Democracy Now reports [h/t Glinda]
Defense Secretary Leon Panetta has announced the last of the more than 30,000 troops that entered Afghanistan following President Obama’s orders for a surge in 2009 have now left the country. Panetta claimed the surge had accomplished its mission of curbing the Taliban’s momentum and bolstering Afghan security forces. Nearly 70,000 U.S. troops remain in Afghanistan amidst ongoing violence there, including an uptick in so-called green-on-blue attacks by Afghan forces against foreign troops.
So, the number of troops officially left in Afghanistan pretty much matches the number of special ops forces, 66,000, who could be anywhere in the world. But who's counting? Certainly not the American people, who by definition are left in the dark--most Americans think of the Green Berets, Navy Seals, Army Rangers et al as superheroes deserving the same respect for privacy as Clark Kent. USSOCOM may as well be the president's private army, because secrecy keeps them completely shielded from democratic control, or in the words of Andrew Bacevich
Employing USSOCOM as your own private military means never having to say you're sorry.
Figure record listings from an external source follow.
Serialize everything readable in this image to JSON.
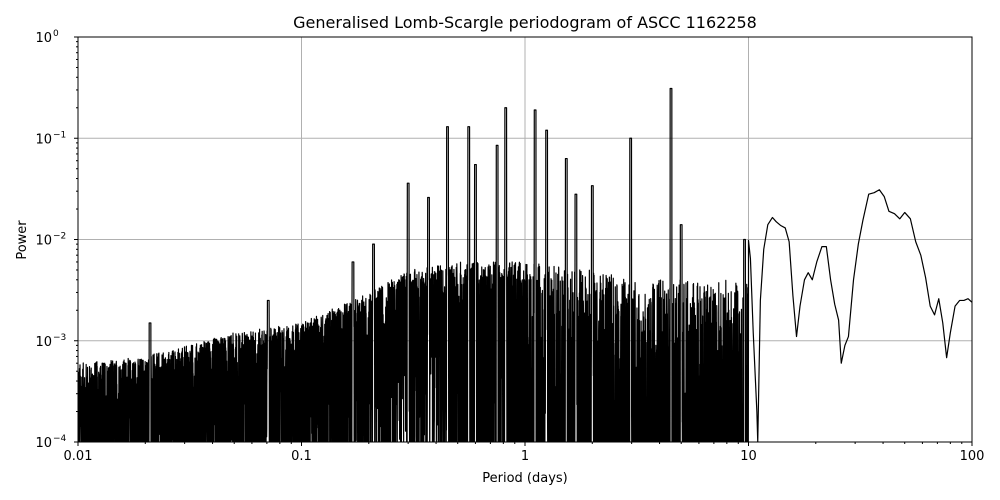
{
  "chart_data": {
    "type": "line",
    "title": "Generalised Lomb-Scargle periodogram of ASCC 1162258",
    "xlabel": "Period (days)",
    "ylabel": "Power",
    "xscale": "log",
    "yscale": "log",
    "xlim": [
      0.01,
      100
    ],
    "ylim": [
      0.0001,
      1
    ],
    "grid": true,
    "legend": null,
    "line_color": "#000000",
    "grid_color": "#b0b0b0",
    "x_ticks": [
      {
        "value": 0.01,
        "label": "0.01"
      },
      {
        "value": 0.1,
        "label": "0.1"
      },
      {
        "value": 1,
        "label": "1"
      },
      {
        "value": 10,
        "label": "10"
      },
      {
        "value": 100,
        "label": "100"
      }
    ],
    "y_ticks": [
      {
        "value": 0.0001,
        "base": "10",
        "exp": "−4"
      },
      {
        "value": 0.001,
        "base": "10",
        "exp": "−3"
      },
      {
        "value": 0.01,
        "base": "10",
        "exp": "−2"
      },
      {
        "value": 0.1,
        "base": "10",
        "exp": "−1"
      },
      {
        "value": 1,
        "base": "10",
        "exp": "0"
      }
    ],
    "noise_envelope": {
      "description": "dense noisy periodogram band from 0.01 to ~4 days; upper envelope in power",
      "period": [
        0.01,
        0.02,
        0.05,
        0.1,
        0.2,
        0.3,
        0.5,
        1.0,
        2.0,
        3.0
      ],
      "upper_power": [
        0.0006,
        0.0007,
        0.0012,
        0.0015,
        0.003,
        0.005,
        0.006,
        0.006,
        0.005,
        0.004
      ]
    },
    "peaks": [
      {
        "period": 0.021,
        "power": 0.0015
      },
      {
        "period": 0.071,
        "power": 0.0025
      },
      {
        "period": 0.17,
        "power": 0.006
      },
      {
        "period": 0.21,
        "power": 0.009
      },
      {
        "period": 0.3,
        "power": 0.036
      },
      {
        "period": 0.37,
        "power": 0.026
      },
      {
        "period": 0.45,
        "power": 0.13
      },
      {
        "period": 0.56,
        "power": 0.13
      },
      {
        "period": 0.6,
        "power": 0.055
      },
      {
        "period": 0.75,
        "power": 0.085
      },
      {
        "period": 0.82,
        "power": 0.2
      },
      {
        "period": 1.11,
        "power": 0.19
      },
      {
        "period": 1.25,
        "power": 0.12
      },
      {
        "period": 1.53,
        "power": 0.063
      },
      {
        "period": 1.69,
        "power": 0.028
      },
      {
        "period": 2.0,
        "power": 0.034
      },
      {
        "period": 2.97,
        "power": 0.1
      },
      {
        "period": 4.5,
        "power": 0.31
      },
      {
        "period": 5.0,
        "power": 0.014
      },
      {
        "period": 9.6,
        "power": 0.01
      },
      {
        "period": 13.5,
        "power": 0.017
      },
      {
        "period": 17.5,
        "power": 0.009
      },
      {
        "period": 28.0,
        "power": 0.031
      },
      {
        "period": 36.0,
        "power": 0.018
      },
      {
        "period": 48.0,
        "power": 0.003
      },
      {
        "period": 65.0,
        "power": 0.0025
      },
      {
        "period": 100.0,
        "power": 0.011
      }
    ],
    "smooth_tail": {
      "description": "smooth curve for periods > ~10 days (period, power)",
      "points": [
        [
          10.0,
          0.0098
        ],
        [
          10.2,
          0.0065
        ],
        [
          10.5,
          0.0012
        ],
        [
          10.9,
          0.0002
        ],
        [
          11.0,
          0.0001
        ],
        [
          11.3,
          0.0025
        ],
        [
          11.7,
          0.008
        ],
        [
          12.2,
          0.014
        ],
        [
          12.8,
          0.0165
        ],
        [
          13.3,
          0.015
        ],
        [
          13.9,
          0.0138
        ],
        [
          14.6,
          0.013
        ],
        [
          15.2,
          0.0095
        ],
        [
          15.8,
          0.0028
        ],
        [
          16.4,
          0.0011
        ],
        [
          17.0,
          0.0022
        ],
        [
          17.8,
          0.004
        ],
        [
          18.5,
          0.0047
        ],
        [
          19.3,
          0.004
        ],
        [
          20.2,
          0.006
        ],
        [
          21.3,
          0.0085
        ],
        [
          22.3,
          0.0085
        ],
        [
          23.3,
          0.004
        ],
        [
          24.3,
          0.0023
        ],
        [
          25.3,
          0.0016
        ],
        [
          26.0,
          0.0006
        ],
        [
          27.0,
          0.0009
        ],
        [
          28.0,
          0.0011
        ],
        [
          29.5,
          0.004
        ],
        [
          31.0,
          0.009
        ],
        [
          32.5,
          0.0155
        ],
        [
          34.5,
          0.028
        ],
        [
          36.5,
          0.029
        ],
        [
          38.5,
          0.031
        ],
        [
          40.5,
          0.0265
        ],
        [
          42.5,
          0.019
        ],
        [
          45.0,
          0.018
        ],
        [
          47.5,
          0.016
        ],
        [
          50.0,
          0.0185
        ],
        [
          53.0,
          0.016
        ],
        [
          56.0,
          0.0095
        ],
        [
          59.0,
          0.007
        ],
        [
          62.0,
          0.0042
        ],
        [
          65.0,
          0.0022
        ],
        [
          68.0,
          0.0018
        ],
        [
          71.0,
          0.0026
        ],
        [
          74.0,
          0.0015
        ],
        [
          77.0,
          0.00068
        ],
        [
          80.0,
          0.0012
        ],
        [
          84.0,
          0.0022
        ],
        [
          88.0,
          0.0025
        ],
        [
          92.0,
          0.0025
        ],
        [
          96.0,
          0.0026
        ],
        [
          100.0,
          0.0024
        ]
      ]
    }
  }
}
If all of them are in Afghanistan, then there are actually twice as many troops there as reported, but most likely some are in Pakistan, some in Syria, Libya, various other African and Asian countries, including a recent foray into North Korea. Even Mexico has been visited secretly. No one--ally, enemy, or neutral--is exempt from them. Some estimates have U.S. special ops forces in 120 counties. We really don't know. Meet the new U.S. Army, in which we the people don't need to know a damn thing about what they're doing. It makes the old-fashioned congressional declarations of war more quaint than ever.
Yet when it comes to military policy, the Obama administration's success in shutting down wars conducted in plain sight tells only half the story, and the lesser half at that. More significant has been this president's enthusiasm for instigating or expanding secret wars, those conducted out of sight and by commandos.
John F. Kennedy famously gave the Green Berets their distinctive headgear. Obama has endowed the whole special operations "community" with something less decorative but far more important: privileged status that provides special operators with maximum autonomy while insulating them from the vagaries of politics, budgetary or otherwise. Congress may yet require the Pentagon to undertake some (very modest) belt-tightening, but one thing's for sure: No one is going to tell USSOCOM to go on a diet. What the special ops types want, they will get, with few questions asked—and virtually none of those few posed in public.
This cultural transformation has important political implications. It represents the ultimate manifestation of the abyss now separating the military and society. . . . As one consequence, the American people have forfeited owner's rights over their army, having less control over the employment of US forces than New Yorkers have over the management of the Knicks or Yankees.
In short, handing war to the special operators severs an already too tenuous link between war and politics; it becomes war for its own sake. Remember George W. Bush's "Global War on Terror"? Actually, his war was never truly global. War waged in a special-operations-first world just might become truly global—and never-ending....
Also missing from the official 70,000 count are private contractors and mercenaries, yet another method through which the public debate necessary for functioning democracy is subverted:
More civilian contractors working for American companies than American soldiers died in Afghanistan last year for the first time during the war.
American employers here are under no obligation to publicly report the deaths of their employees and frequently do not. While the military announces the names of all its war dead, private companies routinely notify only family members. Most of the contractors die unheralded and uncounted — and in some cases, leave their survivors uncompensated.
... There were 113,491 employees of defense contractors in Afghanistan as of January 2012, compared with about 90,000 American soldiers, according to Defense Department statistics. Of those, 25,287, or about 22 percent of the employees, were American citizens, with 47 percent Afghans and 31 percent from other countries.
Yet another example of an official pronouncement of the USG describing a fairy tale reality intended to sooth the American public while covering over the much more complex, insidious reality.